The carrier consulted an internal medicine physician, Carl Friedman, who examined claimant, reviewed her medical history and concluded that the cause of her cardiac condition was advanced, triple vessel, obstructive coronary artery disease. Friedman found "no evidence" that there was "any relationship" between claimant's work activity and her cardiac obstructions, psychiatric conditions or heart attack. Friedman noted claimant's history and ongoing complaints of anxiety and depression, for which she had been medicated and treated by her primary physician, and that she had not received psychiatric care; he opined that she had "severe emotional problems" that were not caused by her work activity or the incidents on the day of her heart attack, and she required psychiatric treatment. Friedman concluded that, although stress can contribute to a heart attack, the incidents at the salon were "minimal" and did not entail "significant stress" or a "stressful event" so as to contribute to claimant's heart attack. Accordingly, although Ploss offered a contrary opinion on causation, Friedman found no causal relationship, and "[t]he resolution of conflicting medical opinions, particularly with regard to the issue of causation, is within the exclusive province of the Board" (Matter of Granville v Town of Hamburg, 136 AD3d at 1256 [internal quotation marks and citation omitted]). The Board found the opinion of Friedman to be more persuasive and, according appropriate deference to that assessment, we find that substantial evidence supports its determination that the carrier rebutted the presumption and that claimant's heart attack was not causally related (see id.; Matter of Boaro v Kings Park Psychiatric Ctr., 104 AD3d 1049, 1050 [2013]; Matter of Steadman v Albany County, 84 AD3d 1649, 1650 [2011]).

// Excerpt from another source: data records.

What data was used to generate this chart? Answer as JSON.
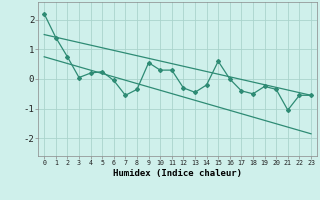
{
  "x": [
    0,
    1,
    2,
    3,
    4,
    5,
    6,
    7,
    8,
    9,
    10,
    11,
    12,
    13,
    14,
    15,
    16,
    17,
    18,
    19,
    20,
    21,
    22,
    23
  ],
  "line1": [
    2.2,
    1.4,
    0.75,
    0.05,
    0.2,
    0.25,
    -0.05,
    -0.55,
    -0.35,
    0.55,
    0.3,
    0.3,
    -0.3,
    -0.45,
    -0.2,
    0.6,
    0.0,
    -0.4,
    -0.5,
    -0.25,
    -0.35,
    -1.05,
    -0.55,
    -0.55
  ],
  "trend1_x": [
    0,
    23
  ],
  "trend1_y": [
    1.5,
    -0.55
  ],
  "trend2_x": [
    0,
    23
  ],
  "trend2_y": [
    0.75,
    -1.85
  ],
  "line_color": "#2e8b74",
  "bg_color": "#cff0eb",
  "grid_color": "#aad4cc",
  "xlabel": "Humidex (Indice chaleur)",
  "ylabel_ticks": [
    -2,
    -1,
    0,
    1,
    2
  ],
  "xlim": [
    -0.5,
    23.5
  ],
  "ylim": [
    -2.6,
    2.6
  ],
  "title": ""
}
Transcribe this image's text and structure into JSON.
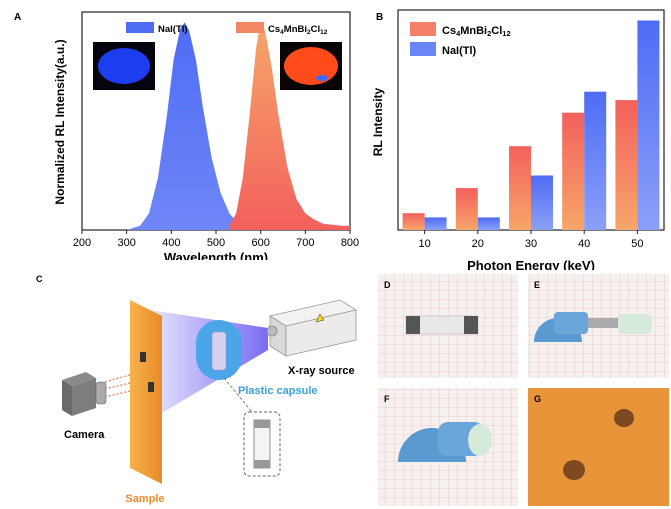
{
  "colors": {
    "nai_blue": "#4f6cf5",
    "cs_red": "#f3605c",
    "cs_orange": "#f7a66a",
    "sample_orange": "#f0a040",
    "capsule_blue": "#4aa6e8",
    "label_blue": "#3aa0e0",
    "label_orange": "#f08a2a"
  },
  "chart_data": [
    {
      "type": "area",
      "panel": "A",
      "xlabel": "Wavelength (nm)",
      "ylabel": "Normalized RL Intensity(a.u.)",
      "xlim": [
        200,
        800
      ],
      "ylim": [
        0,
        1.05
      ],
      "xticks": [
        "200",
        "300",
        "400",
        "500",
        "600",
        "700",
        "800"
      ],
      "legend": [
        "NaI(Tl)",
        "Cs4MnBi2Cl12"
      ],
      "series": [
        {
          "name": "NaI(Tl)",
          "x": [
            300,
            330,
            350,
            370,
            390,
            405,
            420,
            430,
            440,
            455,
            470,
            490,
            510,
            530,
            550,
            570,
            580
          ],
          "y": [
            0,
            0.02,
            0.08,
            0.25,
            0.55,
            0.82,
            0.97,
            1.0,
            0.96,
            0.82,
            0.6,
            0.35,
            0.18,
            0.08,
            0.03,
            0.01,
            0
          ]
        },
        {
          "name": "Cs4MnBi2Cl12",
          "x": [
            530,
            545,
            560,
            575,
            590,
            600,
            610,
            625,
            640,
            660,
            680,
            700,
            720,
            740,
            760,
            780,
            800
          ],
          "y": [
            0.02,
            0.08,
            0.25,
            0.55,
            0.88,
            1.0,
            0.96,
            0.78,
            0.55,
            0.3,
            0.15,
            0.08,
            0.05,
            0.03,
            0.025,
            0.02,
            0.02
          ]
        }
      ]
    },
    {
      "type": "bar",
      "panel": "B",
      "xlabel": "Photon Energy (keV)",
      "ylabel": "RL Intensity",
      "categories": [
        "10",
        "20",
        "30",
        "40",
        "50"
      ],
      "legend": [
        "Cs4MnBi2Cl12",
        "NaI(Tl)"
      ],
      "series": [
        {
          "name": "Cs4MnBi2Cl12",
          "values": [
            0.08,
            0.2,
            0.4,
            0.56,
            0.62
          ]
        },
        {
          "name": "NaI(Tl)",
          "values": [
            0.06,
            0.06,
            0.26,
            0.66,
            1.0
          ]
        }
      ],
      "ylim": [
        0,
        1.05
      ]
    }
  ],
  "panels": {
    "a": "A",
    "b": "B",
    "c": "C",
    "d": "D",
    "e": "E",
    "f": "F",
    "g": "G"
  },
  "legend_a": {
    "nai": "NaI(Tl)",
    "cs_main": "Cs",
    "cs_sub1": "4",
    "cs_mid1": "MnBi",
    "cs_sub2": "2",
    "cs_mid2": "Cl",
    "cs_sub3": "12"
  },
  "legend_b": {
    "cs_main": "Cs",
    "cs_sub1": "4",
    "cs_mid1": "MnBi",
    "cs_sub2": "2",
    "cs_mid2": "Cl",
    "cs_sub3": "12",
    "nai": "NaI(Tl)"
  },
  "schematic": {
    "xray": "X-ray source",
    "capsule": "Plastic capsule",
    "camera": "Camera",
    "sample": "Sample"
  }
}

Moreover, although "[a] mental injury arising from work-related stress is compensable" where a claimant "demonstrate[s] that the stress that caused the claimed mental injury was greater than that which other similarly situated workers experienced in the normal work environment" (Matter of Karam v Rensselaer County Sheriff's Dept., 167 AD3d 1108, 1109 [2018] [internal quotation marks and citations omitted], lv denied 33 NY3d 901 [2019]; see Matter of Lucke v Ellis Hosp., 119 AD3d 1050, 1051 [2014]), claimant did not submit any evidence that her psychiatric conditions were caused by work-related stress.